Yine Kadı lyaz el-Meşarik'de: Ravilerin çoğunluğu bunu fethalı olarak rivayet
etmişlerdir demiş ve sözlerini şöyle sürdürmüştür: Asili, Müstemli ve Ebu
Muhammed el-Ham evi ise bunu kesreli olarak kaydetmişlerdir.
Derim ki: Dil
bilginlerinden bir topluluk ise bunu sadece kesreli olarak zikretmişlerdir. Ama
hepsi de ittifakla re harfinin sakin olduğunu kabul etmişlerdir. Bundan tek
istisna Kadı lyaz'ın el-Asili'den bunu hem sakin hem fethalı olarak zaptettiğine
dair nakildir. Bu ise garip ve zayıftır.
"el-Gimad" ise
kesreli bir gayn iledir. Ötreli olarak da söylenir ve bunlar iki meşhur
söyleyiş olmakla birlikte kesreli söyleyiş daha fasihtir. Muhaddislerin
rivayetlerinde meşhur olan da budur. Ama ötreli söyleyiş lügat kitaplarında
meşhurdur. el-Meşarik ve el-Metali' sahibi de her iki şekli İbn Dureyb'den
nakletmişlerdir. Kadı lyaz da şerhinde şunları söylemektedir: Biz bunu her iki
Sahih'de ve Buhari ve Müslim'de kesreli olarak zaptettik.
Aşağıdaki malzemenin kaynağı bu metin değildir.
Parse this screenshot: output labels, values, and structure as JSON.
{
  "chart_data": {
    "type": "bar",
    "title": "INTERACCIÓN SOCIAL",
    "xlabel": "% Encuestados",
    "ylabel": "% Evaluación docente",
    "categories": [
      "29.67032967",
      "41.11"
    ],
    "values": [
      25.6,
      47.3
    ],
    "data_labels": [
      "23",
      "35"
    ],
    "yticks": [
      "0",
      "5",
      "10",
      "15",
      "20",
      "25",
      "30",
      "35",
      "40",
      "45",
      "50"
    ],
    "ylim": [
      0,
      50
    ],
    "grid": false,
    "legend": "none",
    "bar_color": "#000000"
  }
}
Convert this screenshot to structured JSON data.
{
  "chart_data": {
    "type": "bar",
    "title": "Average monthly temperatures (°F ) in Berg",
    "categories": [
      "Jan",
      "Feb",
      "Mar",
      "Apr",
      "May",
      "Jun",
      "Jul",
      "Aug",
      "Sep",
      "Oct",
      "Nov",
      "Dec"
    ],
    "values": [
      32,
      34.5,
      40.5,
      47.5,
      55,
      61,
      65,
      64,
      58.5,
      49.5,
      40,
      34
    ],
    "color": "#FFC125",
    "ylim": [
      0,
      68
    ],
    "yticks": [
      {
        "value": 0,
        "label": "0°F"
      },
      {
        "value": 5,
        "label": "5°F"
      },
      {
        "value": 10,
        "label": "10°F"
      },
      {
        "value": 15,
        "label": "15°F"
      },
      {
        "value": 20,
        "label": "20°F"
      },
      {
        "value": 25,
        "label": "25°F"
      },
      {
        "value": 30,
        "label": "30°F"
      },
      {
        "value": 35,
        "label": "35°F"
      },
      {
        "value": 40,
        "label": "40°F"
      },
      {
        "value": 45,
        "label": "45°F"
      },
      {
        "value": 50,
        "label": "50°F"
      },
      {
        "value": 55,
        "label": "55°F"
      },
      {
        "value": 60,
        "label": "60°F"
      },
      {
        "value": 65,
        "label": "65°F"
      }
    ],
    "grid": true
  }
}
Ama İbn Dureyd bu harfin
ötreli ve kesreli okunacağını nakletmektedir. el-Hazimı ise el-Mu'telif
ve'I-Muhtelif fi Esmai'l-Emakin adlı eserinde gayn harfi kesrelidir, ötreli
okunacağı da söylenir demiştir. İbnu'l-Furat ise çoğu yerde bunu ötreli
zaptetmiştir. Ama benim üstadlardan çoğunlukla işittiğim kesreli söyleyiştir.
Burası ise Mekke'nin arka tarafında sahil cihetinde beş gecelik bir mesafedeki
bir yerdir. Bunların iki belde oldukları da söylenir. el-Hazimi'nin
söyledikleri bunlardır.
Kadı Iyaz ve başkaları,
dedi ki: Burası Hecer'in uzaklarında bir yer adıdır.
İbrahim el-Harbi, dedi
ki: Berkü'l-Gimad ve Seafatu'l-Hecer uzak olan yerler hakkında kinaye olmak
üzere kullanılır.
"Rasulullah
(Sallallahu aleyhi ve Sellem)'de ayakta namaz kılıyordu. Bu hali görünce
namazdan aynıd!..." Burada insarafe: ayrıldı tabiri namazından selam ile
ayrıldı demektir. Bundan namaz esnasında herhangi bir husus ortaya çıkacak
olursa, namazı çabuk kılmanın müstehap olduğu hükmü anlaşılmaktadır.
Nüshalarda 'bnu
döversiniz onu bırakırsınız" anlamındaki fiiller bu şekilde nunsuz olarak
kaydedilmiştir. Bu da bir söyleyiştir. Defalarca daha önce açıklanmıştı. Yani
kastettiğim nasb edici ve cezm edici olmaksızın nun harfinin
hazfedilebileceğidir.
Hadisten ayrıca şu
hükümler de anlaşılmaktadır:
1. Ahdi bulunmayan
kafiri -esir dahi olsa- dövmek caizdir.
2. Burada nübüvvet
alametlerinden iki mucize vardır. Biri ResuluIlah (Sallallahu aleyhi ve
Sellem)'in onların azılı zorbalarının ölecekleri yerleri haber vermesi ve
hiçkimsenin gösterdiği yerden başka bir yerde ölüp yıkılmaması, ikincisi ise
dövdükleri kölenin ona ilişmedikleri zaman doğru söylediği, onu dövdükleri
zaman yalan söylediğini haber vermesi ve gerçekte de böyle olmasıdır. Yüce
Allah en iyi bilendir.
"Onlardan hiçbir
kimse uzaklaşmadı." Yani gösterdiği yerden uzakta ölmedi.